CHERNOBYL
HISTORY OF A TRAGEDY
SERHII PLOKHY Allen Lane, 420pp, £20, Oldie price £13.49 inc p&p
‘April 26 1986 was so nearly Europe’s Armageddon,’ Julian Evans wrote in the Telegraph, ‘It was an accident begging to happen.’ ‘This is an ambitious work,’ Roland Elliott Brown wrote in the Spectator; ‘Plokhy’s range, from scene-setting and character-sketching to hard science and political analysis, is near Tolstoyan.’
‘As an author, he is a brilliant interpreter not only of the events themselves but of their longer-term historical significance,’ Viv Groskop added in the Guardian. ‘More importantly, he never loses sight of the human picture.’

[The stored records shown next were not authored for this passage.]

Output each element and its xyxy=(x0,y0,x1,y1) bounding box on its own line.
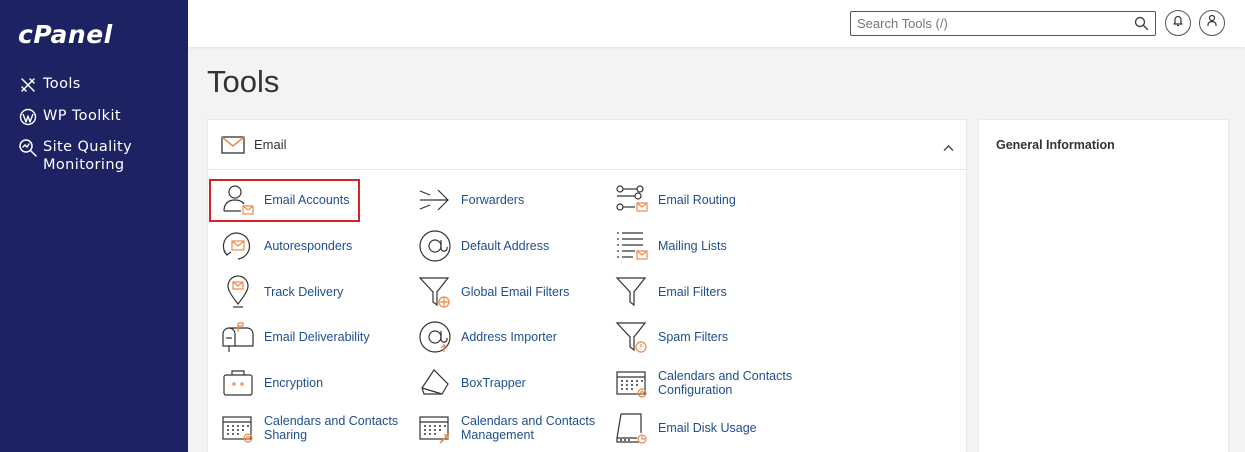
user-icon xyxy=(1206,14,1218,32)
tool-label: Email Disk Usage xyxy=(658,421,757,435)
tool-label: BoxTrapper xyxy=(461,376,526,390)
calendar-manage-icon xyxy=(418,411,452,445)
at-sign-icon xyxy=(418,229,452,263)
tool-label: Calendars and Contacts Management xyxy=(461,414,596,442)
funnel-warning-icon xyxy=(615,320,649,354)
location-pin-icon xyxy=(221,275,255,309)
tool-label: Calendars and Contacts Configuration xyxy=(658,369,793,397)
calendar-config-icon xyxy=(615,366,649,400)
search-input[interactable] xyxy=(857,14,1127,33)
autoresponders-icon xyxy=(221,229,255,263)
funnel-icon xyxy=(615,275,649,309)
tool-label: Autoresponders xyxy=(264,239,353,253)
tool-label: Spam Filters xyxy=(658,330,729,344)
mailbox-icon xyxy=(221,320,255,354)
search-chart-icon xyxy=(18,138,38,158)
briefcase-lock-icon xyxy=(221,366,255,400)
tool-label: Email Filters xyxy=(658,285,727,299)
box-trap-icon xyxy=(418,366,452,400)
search-icon[interactable] xyxy=(1134,16,1149,31)
notifications-button[interactable] xyxy=(1165,10,1191,36)
tool-track-delivery[interactable]: Track Delivery xyxy=(221,275,404,309)
cpanel-logo[interactable]: cPanel xyxy=(18,20,113,49)
tool-autoresponders[interactable]: Autoresponders xyxy=(221,229,404,263)
tool-email-filters[interactable]: Email Filters xyxy=(615,275,798,309)
tool-label: Calendars and Contacts Sharing xyxy=(264,414,399,442)
sidebar-item-label: Site Quality Monitoring xyxy=(43,139,133,173)
tool-email-disk-usage[interactable]: Email Disk Usage xyxy=(615,411,798,445)
tool-label: Encryption xyxy=(264,376,324,390)
tool-label: Address Importer xyxy=(461,330,557,344)
tool-address-importer[interactable]: Address Importer xyxy=(418,320,601,354)
calendar-share-icon xyxy=(221,411,255,445)
selection-highlight xyxy=(209,179,360,222)
tool-calendars-contacts-configuration[interactable]: Calendars and Contacts Configuration xyxy=(615,366,798,400)
tool-forwarders[interactable]: Forwarders xyxy=(418,183,601,217)
email-routing-icon xyxy=(615,183,649,217)
envelope-icon xyxy=(221,136,245,159)
sidebar-item-site-quality[interactable]: Site Quality Monitoring xyxy=(18,138,153,174)
forwarders-icon xyxy=(418,183,452,217)
sidebar-item-label: Tools xyxy=(43,76,81,92)
tool-email-deliverability[interactable]: Email Deliverability xyxy=(221,320,404,354)
tools-icon xyxy=(18,75,38,95)
sidebar-item-tools[interactable]: Tools xyxy=(18,75,81,95)
tool-label: Email Deliverability xyxy=(264,330,370,344)
tool-label: Forwarders xyxy=(461,193,525,207)
funnel-globe-icon xyxy=(418,275,452,309)
tool-calendars-contacts-management[interactable]: Calendars and Contacts Management xyxy=(418,411,601,445)
email-panel-header[interactable]: Email xyxy=(208,120,966,170)
tool-global-email-filters[interactable]: Global Email Filters xyxy=(418,275,601,309)
tool-email-routing[interactable]: Email Routing xyxy=(615,183,798,217)
bell-icon xyxy=(1172,14,1184,32)
tool-spam-filters[interactable]: Spam Filters xyxy=(615,320,798,354)
tool-default-address[interactable]: Default Address xyxy=(418,229,601,263)
tool-label: Track Delivery xyxy=(264,285,344,299)
tool-encryption[interactable]: Encryption xyxy=(221,366,404,400)
tool-boxtrapper[interactable]: BoxTrapper xyxy=(418,366,601,400)
tool-label: Email Routing xyxy=(658,193,736,207)
disk-usage-icon xyxy=(615,411,649,445)
email-panel: Email Email Accounts Forwarders Email Ro… xyxy=(207,119,967,452)
sidebar: cPanel Tools WP Toolkit Site Quality Mon… xyxy=(0,0,188,452)
user-menu-button[interactable] xyxy=(1199,10,1225,36)
at-upload-icon xyxy=(418,320,452,354)
top-bar xyxy=(188,0,1245,47)
tool-calendars-contacts-sharing[interactable]: Calendars and Contacts Sharing xyxy=(221,411,404,445)
panel-title: Email xyxy=(254,137,287,152)
wordpress-icon xyxy=(18,107,38,127)
sidebar-item-wp-toolkit[interactable]: WP Toolkit xyxy=(18,107,121,127)
general-information-panel: General Information xyxy=(978,119,1229,452)
search-box xyxy=(850,11,1156,36)
sidebar-item-label: WP Toolkit xyxy=(43,108,121,124)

The immediate cause of Chernobyl was a turbine test that went wrong, but the disaster was caused by a mixture of factors, mostly attributable to the Soviet system, where ‘you were trained to avoid responsibility and wait for someone else to make a decision’. More pertinently, according to Groskop, all this was ‘against the backdrop of a nuclear system that was being driven to breaking point. With the Soviet economy collapsing, nuclear energy was the only part of it that was thriving and there were rich rewards for anyone who could over-fulfil their quota.’ Plokhy, a Ukrainian, ‘shows how the seeds of disillusion with the Soviet project were sown in Chernobyl, as well as the beginning of the Ukrainian independence movement.
‘It’s also a story of heartbreaking, reckless bravery, of the thousands of firemen, police officers, doctors and military personnel... who risked their lives and health in the weeks, months and years afterwards to investigate and clean up a site in conditions that were virtually hopeless.’
‘This history reads like an academic thriller,’ Groskop concluded, ‘As moving as it is painstakingly researched, this book is a tour de force and a cracking read.’